Wird eine derartige Frage in einem schwebenden Verfahren, das eine inhaftierte Person betrifft, bei einem einzelstaatlichen Gericht gestellt, so entscheidet der Gerichtshof innerhalb kürzester Zeit.“
Die §§ 38 und 38a AVG lauten:
„ § 38 . Sofern die Gesetze nicht anderes bestimmen, ist die Behörde berechtigt, im Ermittlungsverfahren auftauchende Vorfragen, die als Hauptfragen von anderen Verwaltungsbehörden oder von den Gerichten zu entscheiden wären, nach der über die maßgebenden Verhältnisse gewonnenen eigenen Anschauung zu beurteilen und diese Beurteilung ihrem Bescheid zugrunde zu legen. Sie kann aber auch das Verfahren bis zur rechtskräftigen Entscheidung der Vorfrage aussetzen, wenn die Vorfrage schon den Gegenstand eines anhängigen Verfahrens bei der zuständigen Behörde bildet oder ein solches Verfahren gleichzeitig anhängig gemacht wird
§ 38a . (1) Hat die Behörde dem Gerichtshof der Europäischen Union eine Frage zur Vorabentscheidung nach Art. 267 des Vertrags über die Arbeitsweise der Europäischen Union vorgelegt, so dürfen bis zum Einlangen der Vorabentscheidung nur solche Handlungen vorgenommen oder Entscheidungen und Verfügungen getroffen werden, die durch die Vorabentscheidung nicht beeinflusst werden können oder die die Frage nicht abschließend regeln und keinen Aufschub gestatten.

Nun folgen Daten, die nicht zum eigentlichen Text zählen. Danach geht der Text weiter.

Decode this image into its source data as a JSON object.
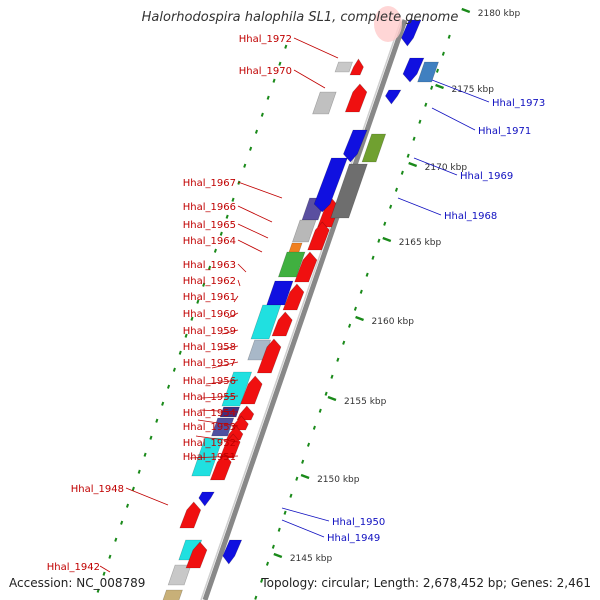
{
  "title": "Halorhodospira halophila SL1, complete genome",
  "footer": {
    "accession": "Accession: NC_008789",
    "summary": "Topology: circular; Length: 2,678,452 bp; Genes: 2,461"
  },
  "colors": {
    "left_label": "#c00000",
    "right_label": "#1010c0",
    "backbone": "#888888",
    "tick": "#1a8a1a"
  },
  "kbp_ticks": [
    "2180 kbp",
    "2175 kbp",
    "2170 kbp",
    "2165 kbp",
    "2160 kbp",
    "2155 kbp",
    "2150 kbp",
    "2145 kbp"
  ],
  "left_labels": [
    "Hhal_1972",
    "Hhal_1970",
    "Hhal_1967",
    "Hhal_1966",
    "Hhal_1965",
    "Hhal_1964",
    "Hhal_1963",
    "Hhal_1962",
    "Hhal_1961",
    "Hhal_1960",
    "Hhal_1959",
    "Hhal_1958",
    "Hhal_1957",
    "Hhal_1956",
    "Hhal_1955",
    "Hhal_1954",
    "Hhal_1953",
    "Hhal_1952",
    "Hhal_1951",
    "Hhal_1948",
    "Hhal_1942"
  ],
  "right_labels": [
    "Hhal_1973",
    "Hhal_1971",
    "Hhal_1969",
    "Hhal_1968",
    "Hhal_1950",
    "Hhal_1949"
  ]
}
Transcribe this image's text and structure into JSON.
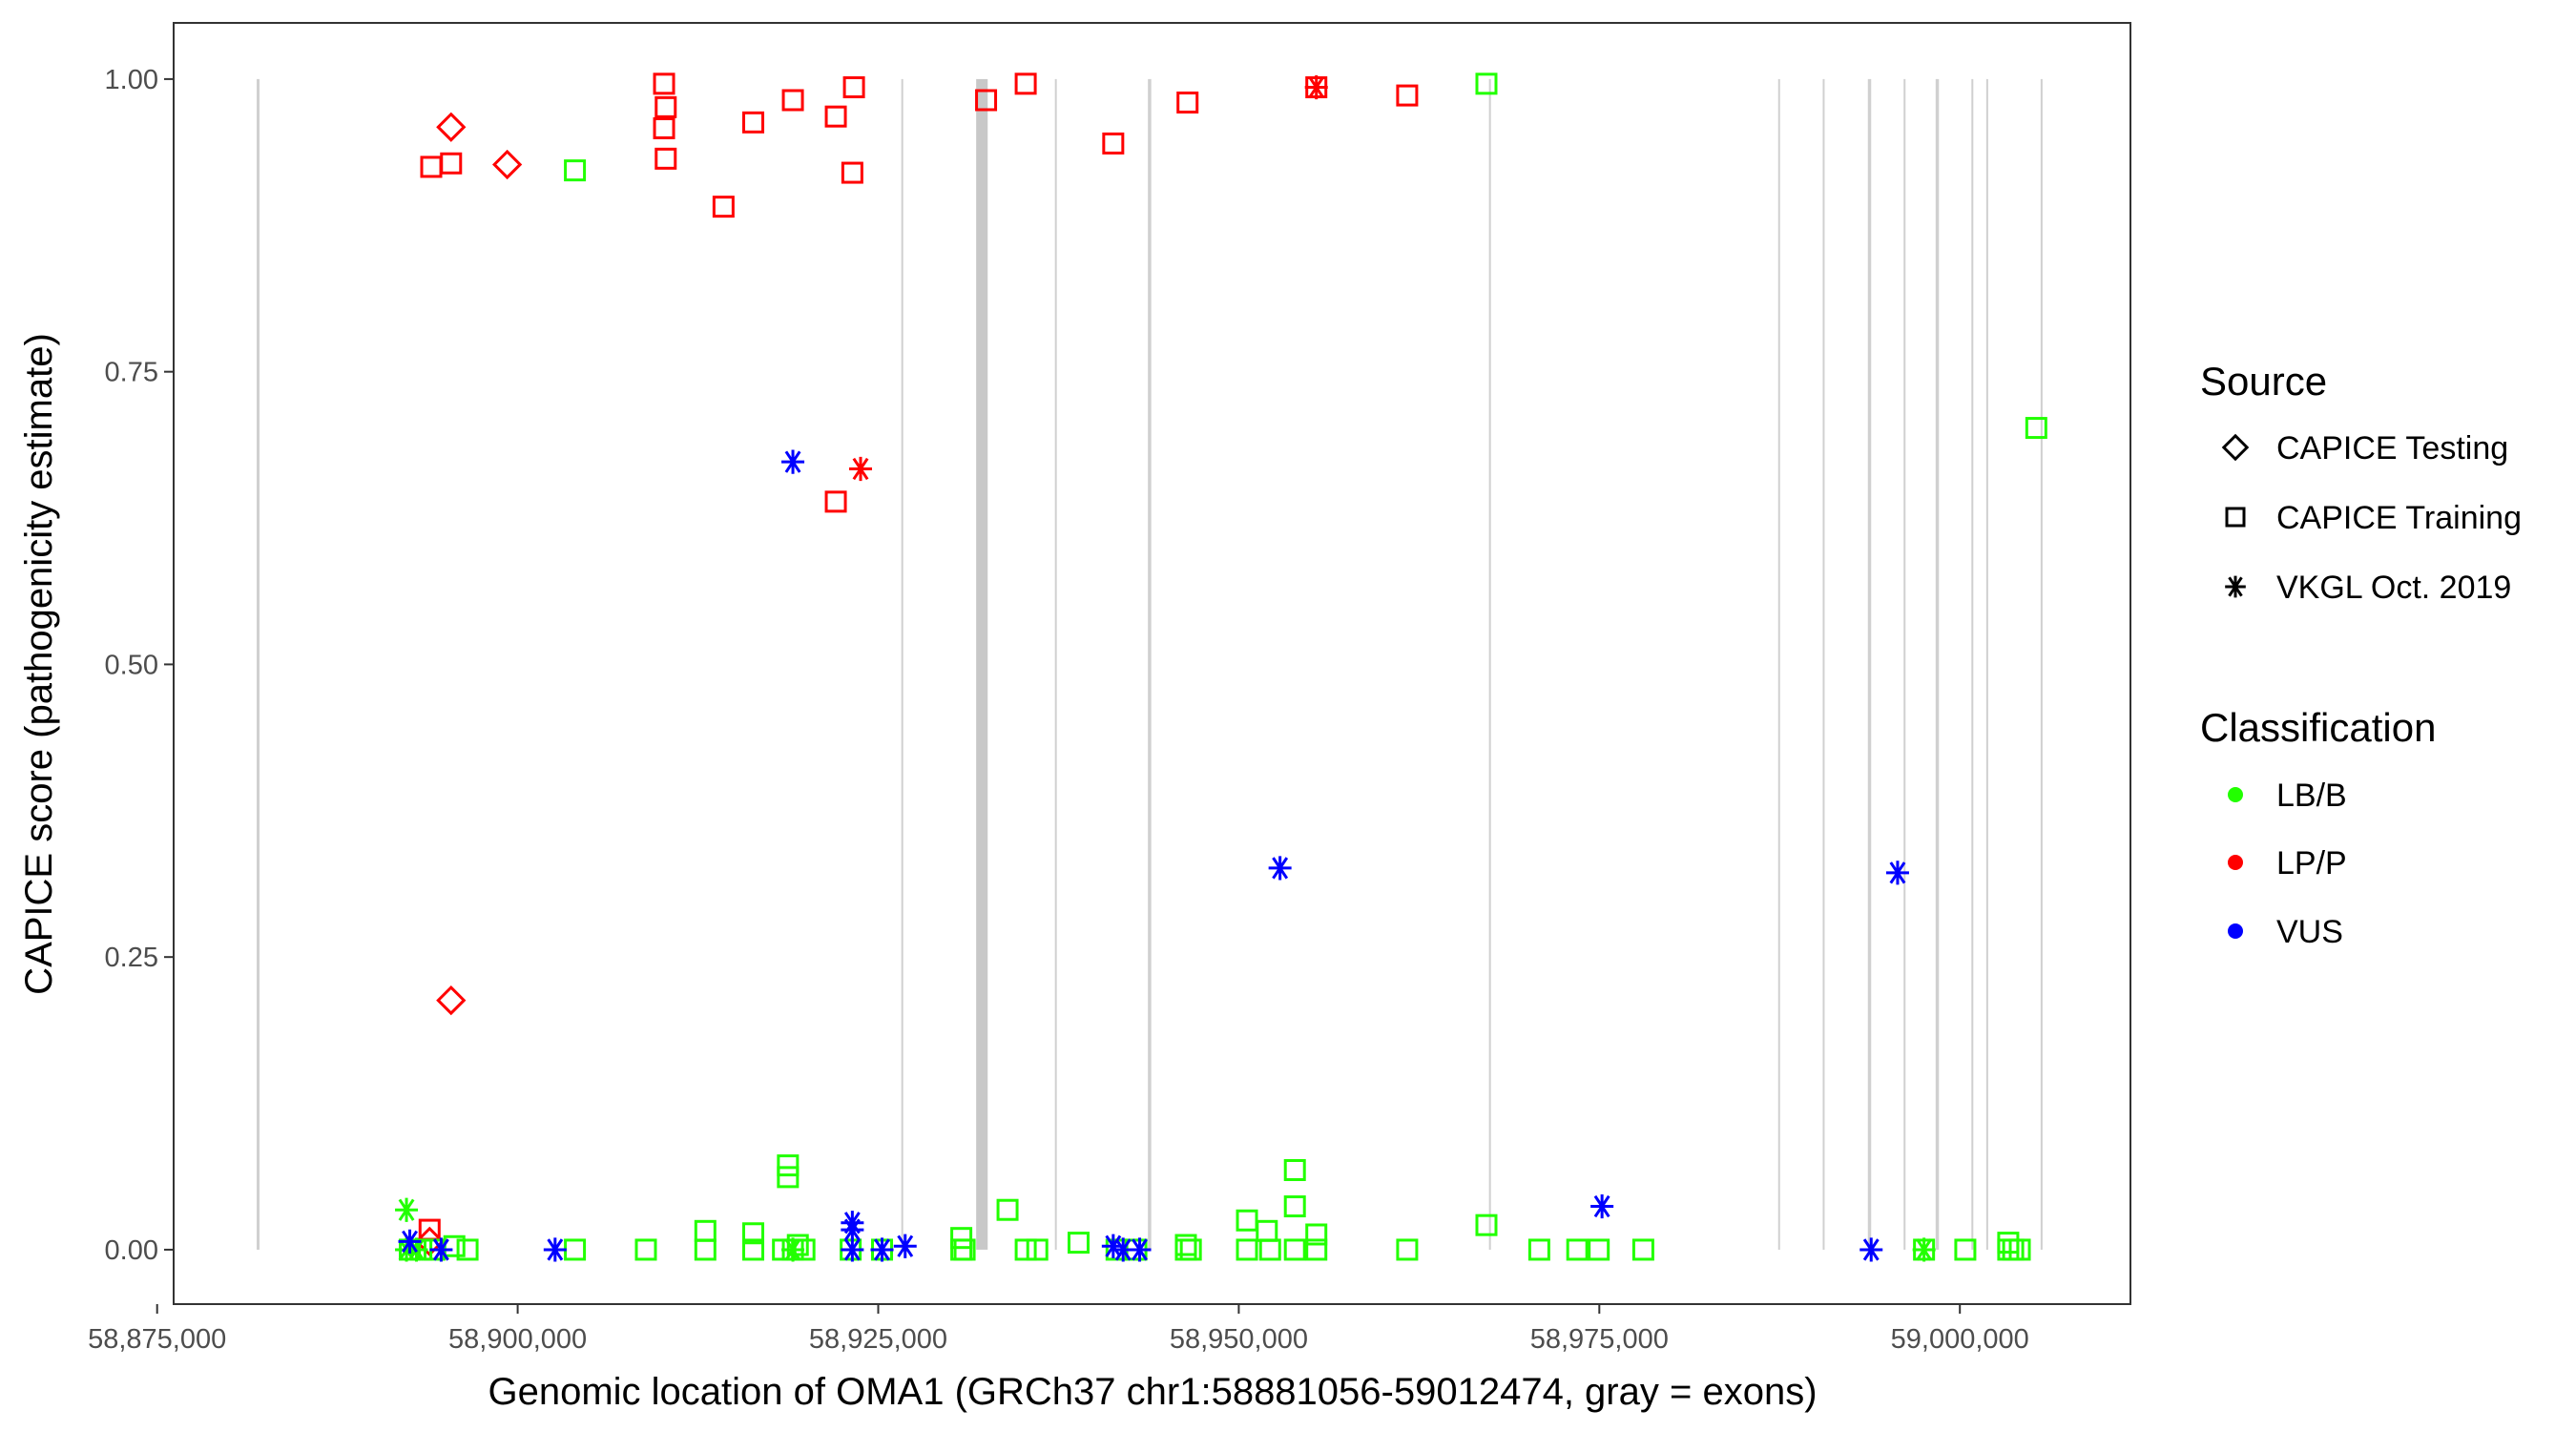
{
  "chart_data": {
    "type": "scatter",
    "xlabel": "Genomic location of OMA1 (GRCh37 chr1:58881056-59012474, gray = exons)",
    "ylabel": "CAPICE score (pathogenicity estimate)",
    "xlim": [
      58876145,
      59011828
    ],
    "ylim": [
      -0.0465,
      1.048
    ],
    "x_ticks": [
      58875000,
      58900000,
      58925000,
      58950000,
      58975000,
      59000000
    ],
    "x_tick_labels": [
      "58,875,000",
      "58,900,000",
      "58,925,000",
      "58,950,000",
      "58,975,000",
      "59,000,000"
    ],
    "y_ticks": [
      0,
      0.25,
      0.5,
      0.75,
      1.0
    ],
    "y_tick_labels": [
      "0.00",
      "0.25",
      "0.50",
      "0.75",
      "1.00"
    ],
    "grid": false,
    "exons": [
      [
        58881900,
        58882100
      ],
      [
        58926600,
        58926700
      ],
      [
        58931790,
        58932590
      ],
      [
        58937250,
        58937330
      ],
      [
        58943700,
        58943930
      ],
      [
        58967350,
        58967450
      ],
      [
        58987400,
        58987480
      ],
      [
        58990490,
        58990570
      ],
      [
        58993620,
        58993850
      ],
      [
        58996100,
        58996180
      ],
      [
        58998320,
        58998550
      ],
      [
        59000800,
        59000880
      ],
      [
        59001830,
        59001910
      ],
      [
        59005600,
        59005680
      ]
    ],
    "legend": {
      "placement": "right",
      "source_title": "Source",
      "source_items": [
        {
          "key": "testing",
          "label": "CAPICE Testing",
          "shape": "diamond"
        },
        {
          "key": "training",
          "label": "CAPICE Training",
          "shape": "square"
        },
        {
          "key": "vkgl",
          "label": "VKGL Oct. 2019",
          "shape": "asterisk"
        }
      ],
      "class_title": "Classification",
      "class_items": [
        {
          "key": "lbb",
          "label": "LB/B",
          "color": "#22ff00"
        },
        {
          "key": "lpp",
          "label": "LP/P",
          "color": "#ff0000"
        },
        {
          "key": "vus",
          "label": "VUS",
          "color": "#0000ff"
        }
      ]
    },
    "series": [
      {
        "name": "LP/P CAPICE Training",
        "source": "training",
        "class": "lpp",
        "points": [
          [
            58894007,
            0.925
          ],
          [
            58895381,
            0.928
          ],
          [
            58910151,
            0.996
          ],
          [
            58910266,
            0.976
          ],
          [
            58910151,
            0.958
          ],
          [
            58910266,
            0.932
          ],
          [
            58914274,
            0.891
          ],
          [
            58916335,
            0.963
          ],
          [
            58919083,
            0.982
          ],
          [
            58922060,
            0.968
          ],
          [
            58923319,
            0.993
          ],
          [
            58923205,
            0.92
          ],
          [
            58932479,
            0.982
          ],
          [
            58935227,
            0.996
          ],
          [
            58941296,
            0.945
          ],
          [
            58946448,
            0.98
          ],
          [
            58955379,
            0.993
          ],
          [
            58961677,
            0.986
          ],
          [
            58922060,
            0.639
          ],
          [
            58893893,
            0.017
          ]
        ]
      },
      {
        "name": "LP/P CAPICE Testing",
        "source": "testing",
        "class": "lpp",
        "points": [
          [
            58895381,
            0.959
          ],
          [
            58899274,
            0.927
          ],
          [
            58895381,
            0.213
          ],
          [
            58893893,
            0.007
          ]
        ]
      },
      {
        "name": "LP/P VKGL",
        "source": "vkgl",
        "class": "lpp",
        "points": [
          [
            58923777,
            0.667
          ],
          [
            58955379,
            0.993
          ]
        ]
      },
      {
        "name": "LB/B CAPICE Training",
        "source": "training",
        "class": "lbb",
        "points": [
          [
            58903969,
            0.922
          ],
          [
            58967173,
            0.996
          ],
          [
            59005301,
            0.702
          ],
          [
            58918739,
            0.072
          ],
          [
            58918739,
            0.062
          ],
          [
            58953891,
            0.068
          ],
          [
            58953891,
            0.037
          ],
          [
            58933968,
            0.034
          ],
          [
            58967173,
            0.021
          ],
          [
            58950570,
            0.025
          ],
          [
            58951944,
            0.016
          ],
          [
            58955379,
            0.013
          ],
          [
            58913014,
            0.016
          ],
          [
            58916335,
            0.014
          ],
          [
            58930762,
            0.01
          ],
          [
            58938891,
            0.006
          ],
          [
            58946334,
            0.004
          ],
          [
            59003355,
            0.006
          ],
          [
            58892519,
            0
          ],
          [
            58893320,
            0
          ],
          [
            58894236,
            0
          ],
          [
            58895610,
            0.003
          ],
          [
            58896526,
            0
          ],
          [
            58903969,
            0
          ],
          [
            58908892,
            0
          ],
          [
            58913014,
            0
          ],
          [
            58916335,
            0
          ],
          [
            58918396,
            0
          ],
          [
            58919083,
            0
          ],
          [
            58919426,
            0.004
          ],
          [
            58919884,
            0
          ],
          [
            58923090,
            0
          ],
          [
            58925266,
            0
          ],
          [
            58930762,
            0
          ],
          [
            58930991,
            0
          ],
          [
            58935227,
            0
          ],
          [
            58936029,
            0
          ],
          [
            58941525,
            0
          ],
          [
            58942899,
            0
          ],
          [
            58946334,
            0
          ],
          [
            58946677,
            0
          ],
          [
            58950570,
            0
          ],
          [
            58952173,
            0
          ],
          [
            58953891,
            0
          ],
          [
            58955379,
            0
          ],
          [
            58961677,
            0
          ],
          [
            58970837,
            0
          ],
          [
            58973470,
            0
          ],
          [
            58974959,
            0
          ],
          [
            58978050,
            0
          ],
          [
            58997515,
            0
          ],
          [
            59000378,
            0
          ],
          [
            59003355,
            0
          ],
          [
            59003698,
            0
          ],
          [
            59004156,
            0
          ]
        ]
      },
      {
        "name": "LB/B VKGL",
        "source": "vkgl",
        "class": "lbb",
        "points": [
          [
            58892290,
            0.034
          ],
          [
            58892290,
            0
          ],
          [
            58892980,
            0
          ],
          [
            58919083,
            0
          ],
          [
            58997515,
            0
          ]
        ]
      },
      {
        "name": "VUS VKGL",
        "source": "vkgl",
        "class": "vus",
        "points": [
          [
            58919083,
            0.673
          ],
          [
            58952860,
            0.326
          ],
          [
            58995683,
            0.322
          ],
          [
            58975188,
            0.037
          ],
          [
            58923205,
            0.023
          ],
          [
            58923205,
            0.017
          ],
          [
            58892519,
            0.007
          ],
          [
            58894694,
            0
          ],
          [
            58902595,
            0
          ],
          [
            58923205,
            0
          ],
          [
            58925266,
            0
          ],
          [
            58926869,
            0.003
          ],
          [
            58941296,
            0.003
          ],
          [
            58941983,
            0
          ],
          [
            58943128,
            0
          ],
          [
            58993851,
            0
          ]
        ]
      }
    ]
  }
}
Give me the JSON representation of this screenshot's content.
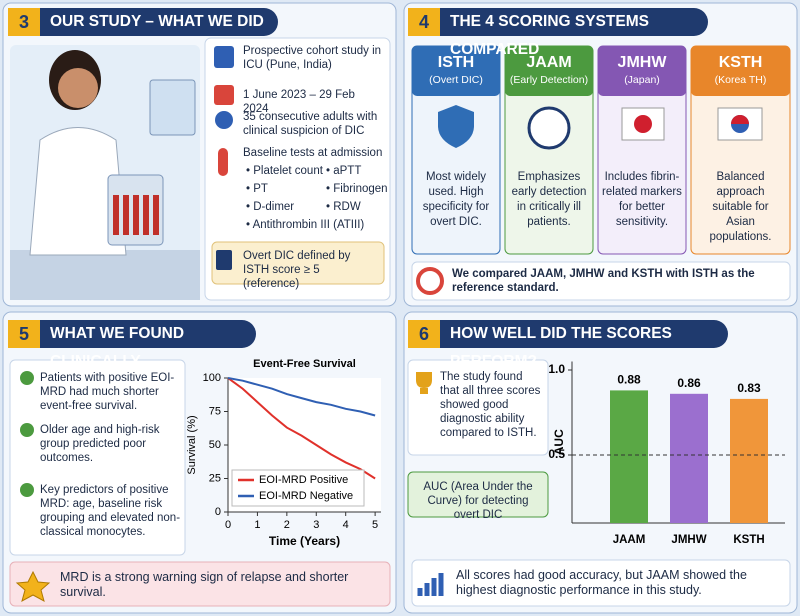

(2) Erachtet die Behörde die noch nicht ergangene Vorabentscheidung für ihre Entscheidung in der Sache als nicht mehr erforderlich, so hat sie ihren Antrag unverzüglich zurückzuziehen.“
C) in rechtlicher Hinsicht folgt daraus :
Die Datenschutzkommission ist ein zur Vorlage beim EuGH berechtigtes Gericht im Sinne des Unionsrechts (früher:
Gemeinschaftsrechts, vgl. VwGH Erkenntnis vom 27. September 2007, VwSlg 17287 A/2007).
Der Datenschutzkommission erscheint die Frage als entscheidungswesentlich, ob die in den Vorlagefragen angeführten Vorschriften des Unionsrechts das Auskunftsrecht eines Betroffenen ausschließen oder beschränken (in eventu: ob diese Bestimmungen mit der Charta der Grundrechte der Europäischen Union vereinbar sind), weshalb sie sich zum Vorgehen gemäß Art 267 lit. b) AEUV entschlossen hat.
Nach der Rechtsprechung des Verwaltungsgerichtshofs (vgl. u.a. VwSlg 15560 A/2001 sowie Erkenntnis vom 28.10.2008, 2008/05/0129) ist eine Vorlagefrage einer Vorfrage gemäß § 38 AVG gleichzuhalten und kann ein Verfahren daher durch Verfahrensrechtlichen Bescheid ausgesetzt werden, wenn gleichzeitig ein Vorabentscheidungsersuchen anhängig gemacht wird.
Dies ist hier geschehen; es war daher das vorliegende Beschwerdeverfahren bis zum Vorliegen einer Entscheidung des EuGH auszusetzen.